Haber ve sosyal medya içeriklerinde vahşet olaylarının “ahlaki panik” yaratacak ve gitgide yayacak şekilde aktarılmasının tek sebebi, medya içeriklerine olan ilgiyi şok yaratarak sürekli kılmanın dışında, bazı egemen değerlerin güçlenmesi ve yeniden üretilmesidir.
BAZI EGEMEN DEĞERLERİN YENİDEN ÜRETİLMESİ
Yaratılan bu, toplumun değerler sisteminin gittikçe bozulduğu, ahlaki değerlerimizi muhafaza edebilseydik tüm bu vahşet olaylarının gerçekleşmeyeceği anlamı, her şeyin kontrol edilebilecek olduğu hissini de yaratarak belli ölçüde güvensizlik hislerini de beraberinde getirmektedir. Öte yandan, kaynağı, gündelik hayatlarımızda devlet eliyle korunma imkanı varsa nasıl korunabilceği, söz konusu kriminal olayların ekonomik, sosyal ve kültürel sebeplerinin tartışmaya açılmaması nedeniyle, haberlerin ve sosyal mdeya içeriklerinin tek yaptığı şey daha ziyade bireysel duygu dünyamızı sarsmakla sınırlı kalır. Bir başka deyişle, olası çözümlerin ve ortaya çıkış sebeplerinin tartışılmadığı içerikler adeta bir kurgusal içerik gibi ne kadar yoğun olursa olsun geçici dehşet duyguları yaratmaktan ileriye gidemez.
Böyle bir durumda her bir toplum ferdi kendi hassasiyetleri doğrultusunda bir takım sebep- sonuç ilişkileri de kurabilir ki aslında bu sebep sonuç ilişkisi için gerekli zemin mesaj içerikleri tarafından kurulmuş olur. Bir örnekle açıklamak gerekirse, psikoloji ve psikiyatrinin bu güne kadar sağlamış olduğu bilimsel veriler ışığında, bu tür vahşet olaylarının olası nedenlerine ilişkin yeterli düzeyde bilgi verilmediği için, dini inançları kuvvetli biri, dini değerlere yeterince önem verilmemesinden dolayı, sapkın inançlara kapılmanın bu tür vahşet olaylarının yegane nedeni olduğuna dair bir kanaat geliştirebilir. Burada dikkat edilmesi gereken nokta ortalama bir toplum ferdinin bu kanaatini oluştururken, görece daha yaygın dolayısıyla daha meşru ve normal gözüken mesnevi bir dini inanışın üstünlüğünü vurguluyor olması olasılığıdır. Oysa olayların oluş nedenlerinin mümkün olduğunca objektif şartlarda ve bakış açısıyla değerlendirilmesi, ideolojik olarak çarpıtılması tehlikesini ortadan kaldırmaya bir nebze de olsa katkıda bulunabilecektir.
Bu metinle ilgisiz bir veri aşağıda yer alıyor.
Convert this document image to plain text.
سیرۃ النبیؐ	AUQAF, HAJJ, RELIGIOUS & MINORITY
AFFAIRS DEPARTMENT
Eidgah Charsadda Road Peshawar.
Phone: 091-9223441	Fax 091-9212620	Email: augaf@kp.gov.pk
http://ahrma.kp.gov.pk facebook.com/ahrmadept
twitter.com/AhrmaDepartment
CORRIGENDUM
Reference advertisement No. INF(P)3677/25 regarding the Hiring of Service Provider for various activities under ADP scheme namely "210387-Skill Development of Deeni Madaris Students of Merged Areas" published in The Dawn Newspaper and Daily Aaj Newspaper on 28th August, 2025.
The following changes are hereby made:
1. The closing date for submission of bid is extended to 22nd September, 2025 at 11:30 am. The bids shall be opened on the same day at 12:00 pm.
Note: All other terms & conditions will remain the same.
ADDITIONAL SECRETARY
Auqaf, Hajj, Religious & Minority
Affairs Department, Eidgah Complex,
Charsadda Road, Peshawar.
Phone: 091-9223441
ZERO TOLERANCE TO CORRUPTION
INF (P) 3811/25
Tüm bu gözlemler ışığında şunu iddia edebiliriz ki, haber ve sosyal medya içeriklerinde vahşet olaylarının “ahlaki panik” yaratacak ve gitgide yayacak şekilde aktarılmasının tek sebebi, medya içeriklerine olan ilgiyi şok yaratarak sürekli kılmanın dışında, bazı egemen değerlerin güçlenmesi ve yeniden üretilmesidir. Bu egemen değerler kültürel, sosyal ve gelenekseldir.